What is the difference between the 24-hour early warning, the 72-hour notification and the 14-day final report under the CRA?
The 24-hour early warning is a rapid alert submitted to ENISA's Single Reporting Platform as soon as a manufacturer becomes aware of an actively exploited vulnerability, to enable coordinated threat response. The 72-hour notification must contain more detail on the nature, scope and initial remediation steps. The 14-day final report closes the loop with a full technical description, root-cause analysis and completed mitigation measures. Sovereign operators should pre-configure reporting workflows so that all three deadlines are met without manual escalation delays.
Is Nextcloud or Mistral subject to CRA obligations as open-source software?
The CRA exempts software developed and supplied in a non-commercial context, which covers most community-maintained open-source projects. However, when a commercial entity integrates Nextcloud or Mistral into a product or service it places on the market, that entity becomes the manufacturer for CRA purposes and bears the conformity obligations. Regulated buyers should therefore verify that their sovereign infrastructure provider has carried out the required conformity assessment and can supply the relevant documentation and SBOM.
How does CRA conformity documentation help satisfy GDPR, NIS-2 and DORA simultaneously?
CRA conformity documentation, especially the technical file, declaration of conformity and SBOM, provides auditors with evidence that cybersecurity by design and by default principles were applied, which directly supports GDPR Article 25, NIS-2 Article 21 risk management, and DORA ICT risk management requirements.

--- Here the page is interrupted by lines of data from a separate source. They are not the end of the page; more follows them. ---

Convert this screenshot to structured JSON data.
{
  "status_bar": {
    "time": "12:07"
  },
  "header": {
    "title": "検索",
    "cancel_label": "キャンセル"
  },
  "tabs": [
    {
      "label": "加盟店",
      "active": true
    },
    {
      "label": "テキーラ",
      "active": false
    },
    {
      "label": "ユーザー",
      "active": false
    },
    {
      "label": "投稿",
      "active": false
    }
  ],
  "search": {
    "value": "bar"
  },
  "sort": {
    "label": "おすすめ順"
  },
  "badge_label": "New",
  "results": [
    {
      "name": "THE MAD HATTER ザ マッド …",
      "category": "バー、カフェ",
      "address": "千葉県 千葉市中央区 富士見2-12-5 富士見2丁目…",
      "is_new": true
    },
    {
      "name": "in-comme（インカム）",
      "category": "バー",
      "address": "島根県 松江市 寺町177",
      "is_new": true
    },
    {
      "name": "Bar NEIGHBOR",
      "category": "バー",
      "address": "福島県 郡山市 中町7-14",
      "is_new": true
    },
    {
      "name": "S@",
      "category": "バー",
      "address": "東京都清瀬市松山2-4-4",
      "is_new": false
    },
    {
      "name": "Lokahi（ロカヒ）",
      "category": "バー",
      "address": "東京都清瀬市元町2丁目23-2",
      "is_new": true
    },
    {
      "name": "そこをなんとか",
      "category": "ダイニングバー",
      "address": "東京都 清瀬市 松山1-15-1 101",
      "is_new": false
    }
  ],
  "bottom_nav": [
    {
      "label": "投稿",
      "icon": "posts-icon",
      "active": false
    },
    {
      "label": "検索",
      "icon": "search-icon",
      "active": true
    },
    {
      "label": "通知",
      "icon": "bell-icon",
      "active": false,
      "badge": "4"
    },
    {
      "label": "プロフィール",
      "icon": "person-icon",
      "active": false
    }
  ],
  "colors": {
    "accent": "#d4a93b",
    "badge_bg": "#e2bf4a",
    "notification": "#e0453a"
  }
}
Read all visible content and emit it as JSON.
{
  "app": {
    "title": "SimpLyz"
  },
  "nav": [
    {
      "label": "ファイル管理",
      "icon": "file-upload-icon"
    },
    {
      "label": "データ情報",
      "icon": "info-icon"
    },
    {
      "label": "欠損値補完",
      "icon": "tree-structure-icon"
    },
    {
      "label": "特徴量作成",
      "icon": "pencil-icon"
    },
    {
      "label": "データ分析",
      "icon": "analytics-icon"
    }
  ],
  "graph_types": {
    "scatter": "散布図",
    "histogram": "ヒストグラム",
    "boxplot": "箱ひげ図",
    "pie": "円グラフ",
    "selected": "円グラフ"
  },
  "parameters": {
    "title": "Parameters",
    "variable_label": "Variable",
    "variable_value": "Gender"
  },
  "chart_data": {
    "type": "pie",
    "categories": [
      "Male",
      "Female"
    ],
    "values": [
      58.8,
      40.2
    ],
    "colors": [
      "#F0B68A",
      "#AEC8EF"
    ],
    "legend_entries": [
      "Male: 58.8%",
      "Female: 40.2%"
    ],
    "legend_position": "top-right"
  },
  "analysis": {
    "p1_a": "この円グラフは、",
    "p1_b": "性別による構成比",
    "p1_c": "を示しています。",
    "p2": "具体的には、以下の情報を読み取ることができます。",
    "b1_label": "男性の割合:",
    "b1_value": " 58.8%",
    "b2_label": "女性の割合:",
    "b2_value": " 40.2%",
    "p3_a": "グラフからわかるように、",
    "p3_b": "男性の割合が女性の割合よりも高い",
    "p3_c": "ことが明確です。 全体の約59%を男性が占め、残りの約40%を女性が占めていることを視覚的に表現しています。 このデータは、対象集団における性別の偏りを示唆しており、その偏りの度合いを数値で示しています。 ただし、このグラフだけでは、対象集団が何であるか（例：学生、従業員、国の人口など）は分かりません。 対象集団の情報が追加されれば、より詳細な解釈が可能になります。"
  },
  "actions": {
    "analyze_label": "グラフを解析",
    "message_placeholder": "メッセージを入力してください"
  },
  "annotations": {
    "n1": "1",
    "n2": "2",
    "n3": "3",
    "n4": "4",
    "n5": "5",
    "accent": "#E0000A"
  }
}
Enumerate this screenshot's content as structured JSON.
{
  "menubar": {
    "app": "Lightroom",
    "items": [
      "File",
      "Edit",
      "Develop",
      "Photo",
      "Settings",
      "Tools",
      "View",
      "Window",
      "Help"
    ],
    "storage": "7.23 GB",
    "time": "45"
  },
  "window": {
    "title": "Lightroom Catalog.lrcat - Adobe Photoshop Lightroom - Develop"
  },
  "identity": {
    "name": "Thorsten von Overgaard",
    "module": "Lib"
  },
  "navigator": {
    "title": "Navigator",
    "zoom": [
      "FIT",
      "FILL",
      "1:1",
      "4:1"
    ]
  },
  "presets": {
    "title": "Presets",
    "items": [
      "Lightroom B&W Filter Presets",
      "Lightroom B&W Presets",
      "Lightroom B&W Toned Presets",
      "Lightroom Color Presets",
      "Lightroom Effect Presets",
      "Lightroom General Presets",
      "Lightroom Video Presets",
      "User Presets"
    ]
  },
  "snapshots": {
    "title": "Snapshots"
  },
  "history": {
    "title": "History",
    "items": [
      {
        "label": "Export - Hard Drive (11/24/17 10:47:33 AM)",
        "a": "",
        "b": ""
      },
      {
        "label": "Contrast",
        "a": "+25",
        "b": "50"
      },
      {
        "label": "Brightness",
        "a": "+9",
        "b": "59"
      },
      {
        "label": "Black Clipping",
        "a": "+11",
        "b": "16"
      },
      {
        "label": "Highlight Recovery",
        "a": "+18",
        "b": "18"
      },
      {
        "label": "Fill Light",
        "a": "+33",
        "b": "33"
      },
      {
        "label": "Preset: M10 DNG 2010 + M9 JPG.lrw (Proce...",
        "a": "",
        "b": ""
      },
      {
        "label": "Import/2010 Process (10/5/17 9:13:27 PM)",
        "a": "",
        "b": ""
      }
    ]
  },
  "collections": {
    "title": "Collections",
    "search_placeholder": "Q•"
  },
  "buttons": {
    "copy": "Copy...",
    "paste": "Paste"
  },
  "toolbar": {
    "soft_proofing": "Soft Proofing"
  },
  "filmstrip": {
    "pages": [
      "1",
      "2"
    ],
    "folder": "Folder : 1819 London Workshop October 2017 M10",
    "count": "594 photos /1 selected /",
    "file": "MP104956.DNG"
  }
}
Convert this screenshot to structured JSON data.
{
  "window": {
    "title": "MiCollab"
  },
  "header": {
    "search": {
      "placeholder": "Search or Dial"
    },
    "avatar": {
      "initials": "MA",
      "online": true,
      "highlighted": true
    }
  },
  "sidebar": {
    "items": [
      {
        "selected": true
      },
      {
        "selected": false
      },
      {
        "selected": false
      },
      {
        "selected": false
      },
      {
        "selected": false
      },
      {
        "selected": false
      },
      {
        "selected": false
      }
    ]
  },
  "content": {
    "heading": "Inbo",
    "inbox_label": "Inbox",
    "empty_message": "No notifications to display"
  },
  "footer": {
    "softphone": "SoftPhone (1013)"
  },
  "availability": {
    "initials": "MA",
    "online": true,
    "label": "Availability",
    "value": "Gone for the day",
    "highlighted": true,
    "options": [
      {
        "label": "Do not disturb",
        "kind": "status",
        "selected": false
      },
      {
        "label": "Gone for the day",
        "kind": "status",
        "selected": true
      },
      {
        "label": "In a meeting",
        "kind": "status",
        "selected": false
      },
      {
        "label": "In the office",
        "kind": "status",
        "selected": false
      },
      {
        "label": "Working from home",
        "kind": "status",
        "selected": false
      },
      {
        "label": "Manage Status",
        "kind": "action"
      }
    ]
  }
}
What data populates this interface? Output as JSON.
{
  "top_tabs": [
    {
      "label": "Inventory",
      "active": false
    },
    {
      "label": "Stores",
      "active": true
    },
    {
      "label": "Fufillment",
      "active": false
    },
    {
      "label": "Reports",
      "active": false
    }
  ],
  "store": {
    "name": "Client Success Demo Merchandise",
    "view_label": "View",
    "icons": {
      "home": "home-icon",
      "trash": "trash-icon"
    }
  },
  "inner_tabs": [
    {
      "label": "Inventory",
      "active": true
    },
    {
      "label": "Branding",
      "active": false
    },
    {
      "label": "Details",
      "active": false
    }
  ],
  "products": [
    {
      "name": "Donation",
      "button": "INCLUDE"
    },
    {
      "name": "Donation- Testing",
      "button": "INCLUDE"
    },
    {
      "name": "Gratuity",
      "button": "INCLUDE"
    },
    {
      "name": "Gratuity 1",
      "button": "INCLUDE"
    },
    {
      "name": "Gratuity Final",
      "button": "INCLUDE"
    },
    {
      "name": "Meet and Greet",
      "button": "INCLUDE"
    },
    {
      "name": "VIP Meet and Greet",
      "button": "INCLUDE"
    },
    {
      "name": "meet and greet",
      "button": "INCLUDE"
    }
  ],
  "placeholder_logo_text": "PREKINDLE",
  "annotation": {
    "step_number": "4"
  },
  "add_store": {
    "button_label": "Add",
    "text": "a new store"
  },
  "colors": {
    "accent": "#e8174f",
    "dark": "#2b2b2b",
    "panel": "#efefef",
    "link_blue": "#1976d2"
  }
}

Rather than producing separate evidence sets for each regulator, a regulated buyer can reference the same CRA documentation package as a cross-regulatory compliance artefact, reducing audit preparation time.
When is a notified body conformity assessment mandatory under the CRA, and can EUCC certification substitute for it?
Third-party assessment by an accredited notified body is mandatory for Class II critical products listed in CRA Annex III and for the highly critical products in Annex IV. For Class I important products, self-assessment against harmonised standards is permitted. EUCC certification under the EU Cybersecurity Certification scheme on Common Criteria can, where the relevant implementing act specifies equivalence, substitute for or complement notified body assessment, creating a single certification artefact that satisfies both CRA and ENISA scheme requirements.